I will/will not. Biology as pure as the diagram of a genome, logic as precise as the edge of glass, circuitry, structure, mathematics, science -- these are what I was trained in, and these are what I practice. Glass is made from sand, and in it we see crude matter refined and purified and given order. Wire is made from metal. Understanding and manipulating the laws of physics lets us bring order from disorder, light from darkness, pattern from chaos, life from death.

I will not/will. I will stay in the lighted corridors that hum with electricity, where the glow of the computer screens turns our faces pale, and I will not step outside those boundaries into the other half of the world where the walls are bloodstained stone and where every line of the throne room leads to the woman who sits above us in the chiselled throne.

It was the greatest possible challenge, and it still is. That is why I stay. Not because of the less-than-subtle threats of death or worse should any of us try to leave, but because such a challenge demands a response, and to fail to give the entirety of myself to that challenge -- to give everything necessary, to sacrifice everything that is needed, whether it comes from me or from others, whether they are willing or innocents -- is the true failure. To give up and turn away when it still might be possible. To knowingly submit when there is still the least hope of success is . . . I don't have words for it. If I were a religious woman, I might call it damnation.

If I were a religious woman, I would believe that damnation was a woman, and that it had her eyes, her hair, her skin, her voice, her smile.

I was sought out. Courted. Flattered. I won't try to pretend otherwise. We need you, they said. You're the best in the field, the expert. They -- she -- acted as if the bargains which I'd made for knowledge, the prices that I'd paid for techniques and equipment, were actually badges of honour rather than something of which I should be ashamed.

And then he walked in and took everything.

He'd share her. He never hurts people with lies when he can do it with the truth. It adds to the savour of it for him. He'd share her. He wouldn't care. She wouldn't care.

There are some thoughts that I cannot scour from my head.

However much I loathe his habits, his unprofessional behaviour, his personal hygiene -- or rather, the lack of it -- I am forced to admire his ability. He has brought concepts and knowledge to the project which we needed. For that reason, I tolerate his presence. I am not and do not intend to be someone who deludes herself that a scientific opponent lacks ability merely because I dislike him personally. I write my reports and process my data and watch my experiments and use what he provides and bite my lip until it bleeds.

However much I want her, I am not and do not intend to be someone who deludes herself. I watch her steps as she glides down the corridor in her robes, and her smile as her servants comb out the shining weight of her hair, and I imagine the smoothness of her skin under my short-nailed human hands, and I bite my lip until it bleeds.

My work is my life. I hacked off my hair, and shielded my eyes with glasses, and dressed like a professional. I have never wanted anything else. Success is the only scale that counts.

My hair was cut short and leaves the nape of my neck bare, and it hangs around my face in a fan of curls, and it stays out of my way while I work, and that is all I ask of it. Her hair is dark and rich and ripples like a living thing, and falls in two rivers over her chest, bound in silk, and I believe, though I am not sure, that it smells of vanilla.

I follow the logic diagram of scientific process, from theory to experiment to result, and it defines my life. I have a work to complete. I do not want to escape this place.

The lines of the throne room are a pattern that lead in to her, like a whirlpool, where she sits at the heart of the darkness. They allow no divagation, no wandering, no hope of escape.

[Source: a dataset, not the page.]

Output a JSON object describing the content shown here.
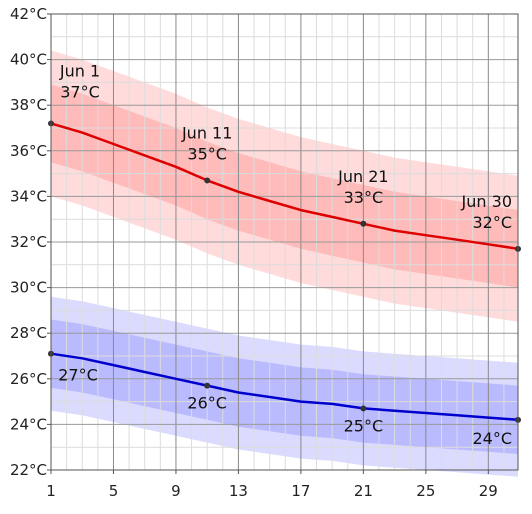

I see it in his eyes when he smiles at me.

I see it in her eyes when she smiles at me.

My work is about questions and finding answers, challenges and answering them. Living for someone's sake is a ridiculous way to look at it. I want to do this thing to prove that it can be done.

That's why I'm alive. That's my answer.

It would be easier if she didn't come into our laboratories, didn't walk among us, if I wasn't able to turn and see the fold of her silk sleeve spread over the edge of a desk, if she didn't have such deep drowning eyes, if I couldn't smell her on him, and him on her, if I couldn't taste words on my tongue that I almost speak every time I see her. My body hurts with wanting her.

And if she is the answer, then what is the question?